Currently, one out of every 11 people in the world is experiencing hunger, and projections show that 585 million people will be chronically undernourished by 2030. Without biodiversity, we risk our capacity to feed the world sustainably.
At this year’s COP16 Biodiversity Conference, the Food and Agriculture Organization of the United Nations (FAO) is focused on helping Members move from pledges to plans. While biodiversity goals are often associated with exotic animals, pristine wilderness and nature preservation zones, the key to global success is to ensure peace with nature by not only protecting but ensuring the sustainable management of biodiversity in agriculture and food systems.
“Agrifood systems solutions are absolutely central to facing the big challenges related to climate, biodiversity and land management,” says Director Kaveh Zahedi, Director of FAO’s Office of Climate Change, Biodiversity and Environment. “They need to be prioritized in multilateral environmental agreements, receive more resources in both qualitative and quantitative terms, and become fully integrated into national planning processes and strategies.”
The previous COP15, held in Kunming, China and Montreal, Canada, marked a watershed moment as 196 countries agreed on 23 targets for 2030 and four broader goals for 2050. Perhaps as important, and certainly so for FAO, was the fact that global leaders recognized the central role of the sustainable use of biodiversity, including through agriculture, pushing the policy and action frontier beyond conservation alone.

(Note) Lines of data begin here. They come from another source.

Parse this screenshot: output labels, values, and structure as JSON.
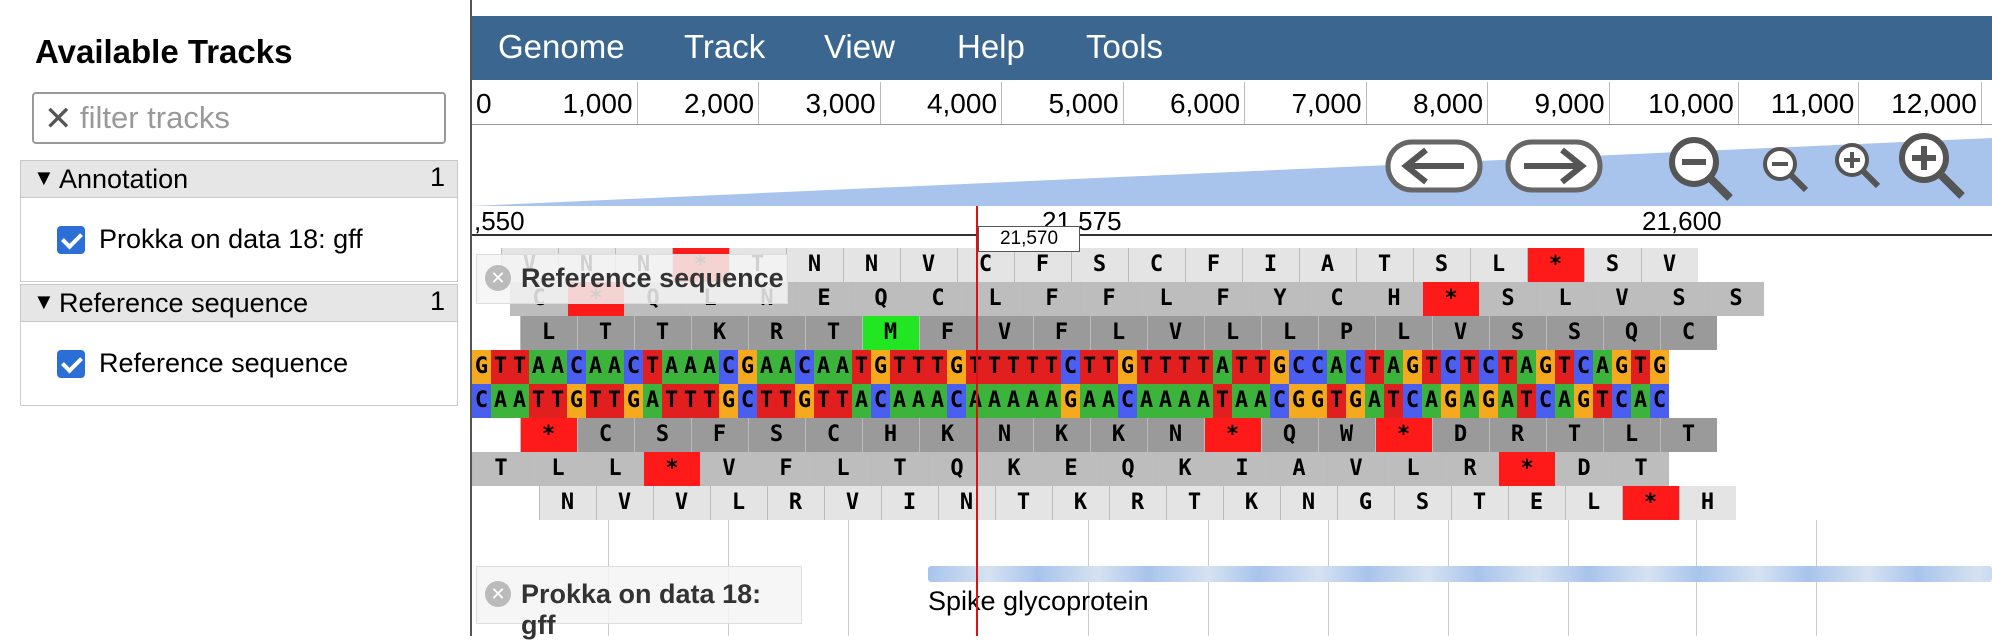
{
  "sidebar": {
    "title": "Available Tracks",
    "filter_placeholder": "filter tracks",
    "categories": [
      {
        "name": "Annotation",
        "count": "1",
        "tracks": [
          "Prokka on data 18: gff"
        ]
      },
      {
        "name": "Reference sequence",
        "count": "1",
        "tracks": [
          "Reference sequence"
        ]
      }
    ]
  },
  "menu": [
    "Genome",
    "Track",
    "View",
    "Help",
    "Tools"
  ],
  "overview_ticks": [
    "0",
    "1,000",
    "2,000",
    "3,000",
    "4,000",
    "5,000",
    "6,000",
    "7,000",
    "8,000",
    "9,000",
    "10,000",
    "11,000",
    "12,000"
  ],
  "ruler_ticks": [
    ",550",
    "21,575",
    "21,600"
  ],
  "position_marker": "21,570",
  "tracks": {
    "reference_label": "Reference sequence",
    "annotation_label": "Prokka on data 18: gff",
    "feature_name": "Spike glycoprotein"
  },
  "sequence": {
    "forward": "GTTAACAACTAAACGAACAATGTTTGTTTTTCTTGTTTTATTGCCACTAGTCTCTAGTCAGTG",
    "reverse": "CAATTGTTGATTTGCTTGTTACAAACAAAAAGAACAAAATAACGGTGATCAGAGATCAGTCAC",
    "frames": [
      {
        "offset": 0,
        "aa": [
          "V",
          "N",
          "N",
          "*",
          "T",
          "N",
          "N",
          "V",
          "C",
          "F",
          "S",
          "C",
          "F",
          "I",
          "A",
          "T",
          "S",
          "L",
          "*",
          "S",
          "V"
        ]
      },
      {
        "offset": 2,
        "aa": [
          "C",
          "*",
          "Q",
          "L",
          "N",
          "E",
          "Q",
          "C",
          "L",
          "F",
          "F",
          "L",
          "F",
          "Y",
          "C",
          "H",
          "*",
          "S",
          "L",
          "V",
          "S",
          "S"
        ]
      },
      {
        "offset": 1,
        "aa": [
          "L",
          "T",
          "T",
          "K",
          "R",
          "T",
          "M",
          "F",
          "V",
          "F",
          "L",
          "V",
          "L",
          "L",
          "P",
          "L",
          "V",
          "S",
          "S",
          "Q",
          "C"
        ]
      },
      {
        "offset": 1,
        "aa": [
          "*",
          "C",
          "S",
          "F",
          "S",
          "C",
          "H",
          "K",
          "N",
          "K",
          "K",
          "N",
          "*",
          "Q",
          "W",
          "*",
          "D",
          "R",
          "T",
          "L",
          "T"
        ]
      },
      {
        "offset": 0,
        "aa": [
          "T",
          "L",
          "L",
          "*",
          "V",
          "F",
          "L",
          "T",
          "Q",
          "K",
          "E",
          "Q",
          "K",
          "I",
          "A",
          "V",
          "L",
          "R",
          "*",
          "D",
          "T"
        ]
      },
      {
        "offset": 2,
        "aa": [
          "N",
          "V",
          "V",
          "L",
          "R",
          "V",
          "I",
          "N",
          "T",
          "K",
          "R",
          "T",
          "K",
          "N",
          "G",
          "S",
          "T",
          "E",
          "L",
          "*",
          "H"
        ]
      }
    ]
  },
  "colors": {
    "A": "#3cb43c",
    "C": "#4a5ff0",
    "G": "#f4a91e",
    "T": "#e21f1f",
    "menubar": "#3a6690",
    "stop": "#ff1a1a",
    "start": "#22e622"
  }
}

“Cali is the moment where this immense ambition has to turn into concrete plans, and we have to push to make sure the emphasis on using agriculture to promote biodiversity stays at centre stage,” Zahedi says.
Agrifood sectors – crop and livestock production, forestry, fisheries and aquaculture – are related in one way or another to all the targets of the Kunming-Montreal Global Biodiversity Framework (GBF). The publication Delivering on the Kunming-Montreal Global Biodiversity Framework through agrifood systems, released this week, describes some of the links between each of the GBF targets and agrifood systems. This ranges from the targets on ecosystem restoration, invasive alien species and pollution to those addressing genetic resources for food and agriculture, soil health and pollination.
The conservation and sustainable use of biodiversity is and has always been at the core of FAO’s mandate. FAO’s work on biodiversity is guided by its Strategy on Mainstreaming Biodiversity across Agricultural Sectors and Action Plan and focuses on building resilient agrifood systems that can address food insecurity and malnutrition, in all its forms.
FAO is the custodian agency for monitoring around 25 headline, component and complementary indicators of the GBF.